29 Oct 2008
After about two decades of abandonment by successive administrations, Ebughu Fishing Company Nigeria Limited will soon resume production.
As part of the efforts to breathe life into this ailing foremost fishing industry, Akwa Ibom State Government has concluded arrangements to sell it to another Nigerian fishing company.
According to the state Commissioner for Agriculture, Prof. Etok Ekanem, who briefed the press recently in Uyo, all that is left is the arrival of the technical partners to get it started.
Ekanem expressed the hope that with Ebughu Fishing Company back on its foot, and with other programmes by the present administration, the vision to provide enough fish to feed its citizens would be achieved.

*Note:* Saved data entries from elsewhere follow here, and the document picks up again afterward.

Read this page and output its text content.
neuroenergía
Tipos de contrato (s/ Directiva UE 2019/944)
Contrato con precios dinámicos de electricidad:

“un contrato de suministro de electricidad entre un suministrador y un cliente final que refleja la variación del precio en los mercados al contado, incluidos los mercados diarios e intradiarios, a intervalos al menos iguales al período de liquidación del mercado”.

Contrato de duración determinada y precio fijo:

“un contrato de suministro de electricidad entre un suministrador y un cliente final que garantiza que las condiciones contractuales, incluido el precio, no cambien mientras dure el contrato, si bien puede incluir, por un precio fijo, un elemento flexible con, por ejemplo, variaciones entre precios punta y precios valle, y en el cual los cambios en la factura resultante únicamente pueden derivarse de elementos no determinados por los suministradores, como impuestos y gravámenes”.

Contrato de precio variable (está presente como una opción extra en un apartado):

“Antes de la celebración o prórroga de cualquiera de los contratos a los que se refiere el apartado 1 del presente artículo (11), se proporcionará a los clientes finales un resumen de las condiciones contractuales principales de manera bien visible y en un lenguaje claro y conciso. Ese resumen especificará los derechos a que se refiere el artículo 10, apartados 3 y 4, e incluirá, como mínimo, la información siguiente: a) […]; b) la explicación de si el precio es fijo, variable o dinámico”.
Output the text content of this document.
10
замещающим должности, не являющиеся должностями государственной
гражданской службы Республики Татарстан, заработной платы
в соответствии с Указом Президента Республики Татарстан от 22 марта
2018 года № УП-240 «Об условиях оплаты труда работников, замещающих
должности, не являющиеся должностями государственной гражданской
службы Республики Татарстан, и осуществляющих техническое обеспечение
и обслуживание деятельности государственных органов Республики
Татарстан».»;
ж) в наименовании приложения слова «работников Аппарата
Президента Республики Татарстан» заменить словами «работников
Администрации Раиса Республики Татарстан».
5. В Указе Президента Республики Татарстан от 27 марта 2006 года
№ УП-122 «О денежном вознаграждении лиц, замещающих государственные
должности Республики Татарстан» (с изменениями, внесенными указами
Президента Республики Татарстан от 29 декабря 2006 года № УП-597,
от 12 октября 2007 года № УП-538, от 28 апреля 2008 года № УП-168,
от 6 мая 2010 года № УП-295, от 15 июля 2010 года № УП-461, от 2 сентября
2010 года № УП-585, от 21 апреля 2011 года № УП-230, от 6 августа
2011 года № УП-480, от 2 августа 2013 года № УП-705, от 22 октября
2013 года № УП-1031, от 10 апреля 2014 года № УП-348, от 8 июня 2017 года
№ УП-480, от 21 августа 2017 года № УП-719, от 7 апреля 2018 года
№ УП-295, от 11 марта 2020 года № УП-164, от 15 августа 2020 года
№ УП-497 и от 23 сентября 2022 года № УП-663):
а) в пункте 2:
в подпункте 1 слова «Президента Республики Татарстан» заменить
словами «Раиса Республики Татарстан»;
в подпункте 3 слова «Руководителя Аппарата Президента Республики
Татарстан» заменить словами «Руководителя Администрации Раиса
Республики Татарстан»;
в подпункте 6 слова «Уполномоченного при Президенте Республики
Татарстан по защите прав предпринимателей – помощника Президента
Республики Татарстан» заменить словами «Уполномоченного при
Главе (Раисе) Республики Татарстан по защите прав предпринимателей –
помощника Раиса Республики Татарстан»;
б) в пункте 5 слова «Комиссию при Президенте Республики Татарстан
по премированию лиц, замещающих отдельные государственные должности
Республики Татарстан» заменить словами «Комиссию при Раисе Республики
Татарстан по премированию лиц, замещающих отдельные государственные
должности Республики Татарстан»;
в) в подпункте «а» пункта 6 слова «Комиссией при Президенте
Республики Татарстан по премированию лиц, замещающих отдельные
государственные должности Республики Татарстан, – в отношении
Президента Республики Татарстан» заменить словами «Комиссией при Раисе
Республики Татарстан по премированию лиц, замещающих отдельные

Other measures listed by the agriculture commissioner to stem the rising tide of impending global food crisis, which has also spilled over to the state include plantain development, sealed up rice production and integrated farmers programmes.
According to him, all these are aimed at making Akwa Ibom State to not only produce enough food to feeds its teeming populace, but to also have enough to export by the year 2011.
Addressing a well-attended press conference to mark the 2008 World Food Day in Akwa Ibom State, he stated that as a means of stabilising food prices and ensure all round availability of staple food items such as rice and beans, government has approved the establishment of Akwa Ibom State strategic food reserve programme.
“This year’s world food day with the theme, ‘World Food Security: The challenges of climate change and bioenergy’, he said, is aimed at expanding global awareness of the effects of global warning and biofuel boom”.
The foremost agriculturist who said he is satisfied with the contribution of government towards giving agriculture a pride of place, called on local government chairmen to pay up their own counterpart funding on Fadama III project in the state.
The Permanent Secretary, Elder Mfon Okpongette used the opportunity to appeal to stakeholders to allow the fertiliser programme to run the way government planned.
He called for increased support to farmers to enable them produce more foods “to feed the hungry mouths”.
Okpongette described as unacceptable a situation where one could not see food in the state to buy and opined that appropriate machinery be put in place “to address this inadequacy”.
The state Chairman of the Nigeria Union of Journalists (NUJ), Ephraim Eti commended the commissioner for being frank about the position of the state.
He expressed the belief that henceforth government will take steps to ensure that they “come out with policies that will bring agriculture off the drawing board”.